As originally proposed by Mayor Richard Berry, the new system would spur development up and down Central Avenue, which is part of historic Route 66, in ways that have been seen with new building and development in other cities, such as Phoenix, that have also embraced similarly ambitious transit projects.
But business owners in Nob Hill, bordered by Washington Street and Girard Boulevard, aren’t so sure.
“It’s a very heated issue, that’s for sure,” says Carolyn Chavez, the executive director of Nob Hill Main Street. Nob Hill Main Street is a part of the larger New Mexico Main Street program, and it has not taken an official stand on the project.
“There is a very vocal group that is against the project, but also a lot of merchants who are for it,” reports Chavez.
“Then there is a third group of people who are hopeful for the outcome but really concerned about the construction process,” says Chavez.
In fact, Nob Hill merchants say they aren’t just worried about the impact the project will have on their businesses during the construction phase, which is expected to last from this May to the late summer of 2017. They also don’t like what they think could happen once that construction is finished.
“In every way, this project is the incorrect solution for the wrong street,” says Steve Schroeder, who is the owner of Nob Hill Music at 3419 Central Avenue NE and the founder of SaveRt66.org, which is dedicated to stopping the project.

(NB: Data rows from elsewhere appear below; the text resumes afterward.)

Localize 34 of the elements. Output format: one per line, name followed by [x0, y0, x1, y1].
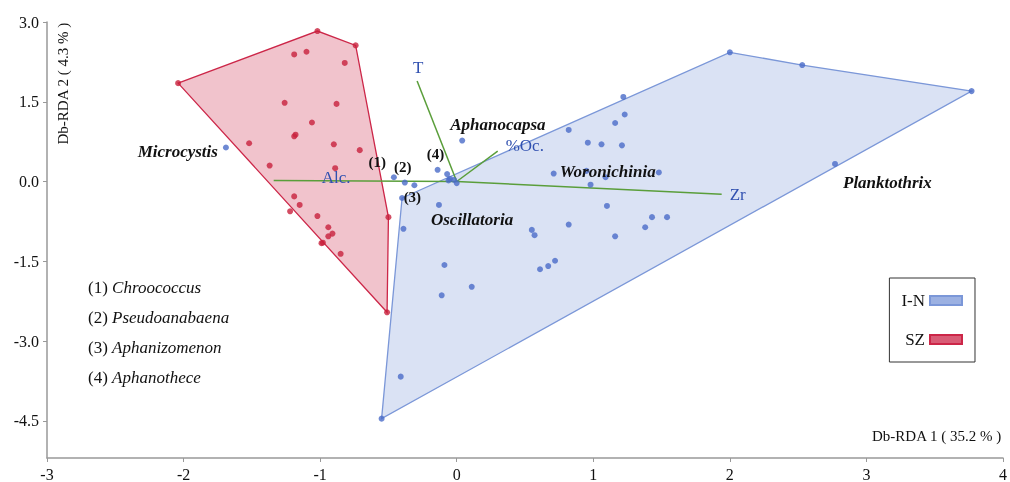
annotation: (2) Pseudoanabaena	[88, 308, 230, 327]
x-tick-label: 4	[999, 465, 1007, 482]
annotation: (4) Aphanothece	[88, 368, 202, 387]
annotation: (2)	[394, 159, 412, 177]
annotation: (3) Aphanizomenon	[88, 338, 222, 357]
annotation: Aphanocapsa	[449, 114, 547, 134]
x-tick-label: 2	[725, 465, 734, 482]
annotation: (3)	[403, 188, 422, 206]
annotation: (1) Chroococcus	[88, 278, 202, 297]
annotation: (1)	[368, 153, 386, 171]
annotation: (4)	[426, 146, 445, 164]
x-tick-label: -1	[313, 465, 327, 482]
x-tick-label: -3	[40, 465, 54, 482]
annotation: Woronichinia	[559, 162, 657, 182]
y-tick-label: 0.0	[19, 173, 39, 191]
series-label: %Oc.	[505, 135, 544, 155]
x-axis-title: Db-RDA 1 ( 35.2 % )	[872, 427, 1002, 445]
x-tick-label: 3	[862, 465, 871, 482]
y-tick-label: 3.0	[19, 13, 39, 31]
legend-label: I-N	[901, 291, 925, 310]
x-tick-label: 0	[452, 465, 461, 482]
annotation: Oscillatoria	[430, 209, 514, 229]
y-tick-label: -4.5	[13, 412, 39, 430]
x-tick-label: 1	[589, 465, 598, 482]
x-tick-label: -2	[176, 465, 191, 482]
series-label: Zr	[729, 184, 747, 204]
y-axis-title: Db-RDA 2 ( 4.3 % )	[54, 22, 72, 145]
annotation: Microcystis	[136, 141, 219, 161]
y-tick-label: -3.0	[13, 332, 39, 350]
y-tick-label: 1.5	[19, 93, 39, 111]
y-tick-label: -1.5	[13, 252, 39, 270]
legend-label: SZ	[905, 330, 925, 349]
series-label: T	[413, 57, 425, 77]
annotation: Planktothrix	[842, 172, 933, 192]
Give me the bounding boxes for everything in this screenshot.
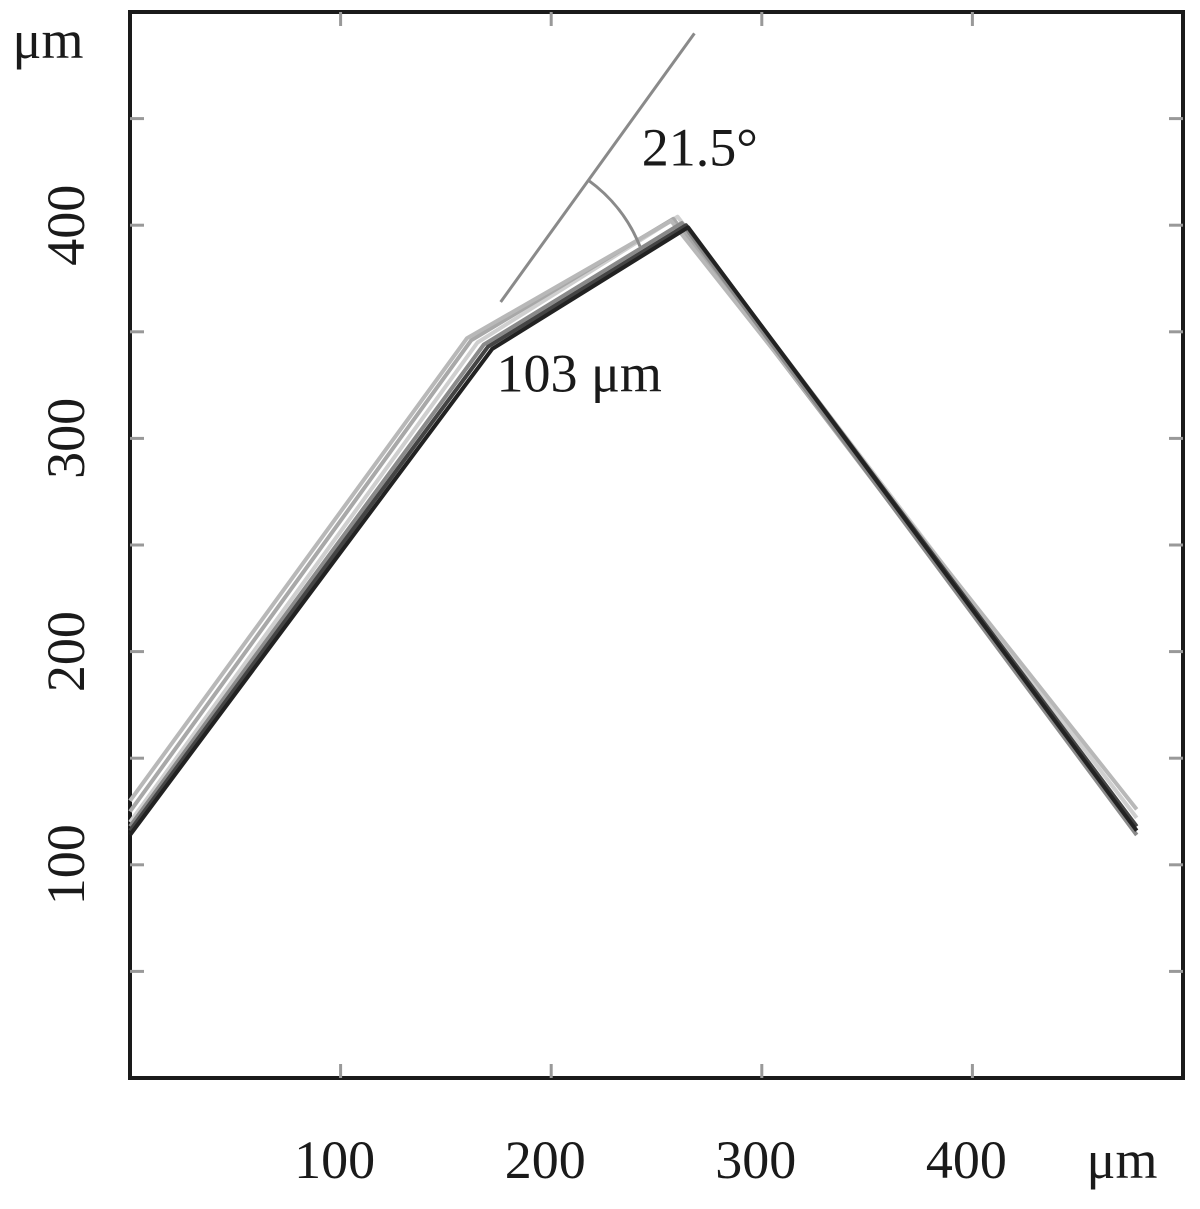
angle-annotation: 21.5° (642, 118, 758, 178)
axis-ticks (130, 12, 1183, 1078)
y-tick-label: 100 (36, 824, 96, 905)
series-layer (128, 214, 1139, 837)
x-tick-label: 300 (715, 1130, 796, 1190)
x-tick-label: 100 (294, 1130, 375, 1190)
series-line-3 (128, 218, 1139, 811)
series-line-2 (128, 216, 1139, 828)
y-tick-label: 300 (36, 398, 96, 479)
y-tick-label: 200 (36, 611, 96, 692)
x-tick-label: 200 (505, 1130, 586, 1190)
series-line-4 (128, 221, 1139, 837)
series-line-6 (128, 225, 1139, 837)
labels-layer: 100 200 300 400 100 200 300 400 μm μm 21.5° 103 μm (13, 10, 1158, 1190)
length-annotation: 103 μm (496, 343, 661, 403)
reference-layer (499, 32, 696, 303)
y-tick-label: 400 (36, 185, 96, 266)
x-tick-label: 400 (926, 1130, 1007, 1190)
angle-arc (587, 179, 642, 248)
series-line-5 (128, 223, 1139, 832)
y-axis-unit-label: μm (13, 10, 84, 70)
tangent-reference-line (499, 32, 696, 303)
x-axis-unit-label: μm (1087, 1130, 1158, 1190)
series-line-1 (128, 214, 1139, 824)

“What happens when you do something like this is you end up creating havoc for businesses, tourism, and customers in the area,” says Schroder, noting that the current two traffic lanes traveling in both directions on Central would be reduced to one.
“Try to imagine one lane of traffic on Nob Hill,” continues Schroeder, pointing out the tourism value of Route 66. “Around 30 percent of my business is from people who don’t even live in Albuquerque, and I know of restaurants here where it’s as high as 40 percent.”
“This means that there’s going to be a drastic cut in tourism in this area, and when you do that, businesses are going to get hurt,” adds Schroeder.
If Congress approves the $69 million for the project, which is part of a larger Obama budget this year of $14.6 billion, at least $50 million more will have to be secured due to subsequent changes to the project’s original design, including landscaping, more traffic signals, and improved sidewalks.
“Those changes are designed to mitigate some of the concerns that were raised by the neighborhood associations,” says Majewski, “and they are really good changes that are going to contribute to the success of the project. But it means that the city somehow has to find a lot more money.”
Some $5.4 million in matching funds will be coming from the City of Albuquerque, as well as $13 million in bond money approved by the City Council. The rest of the money, according to city officials, will most likely come from federal sources.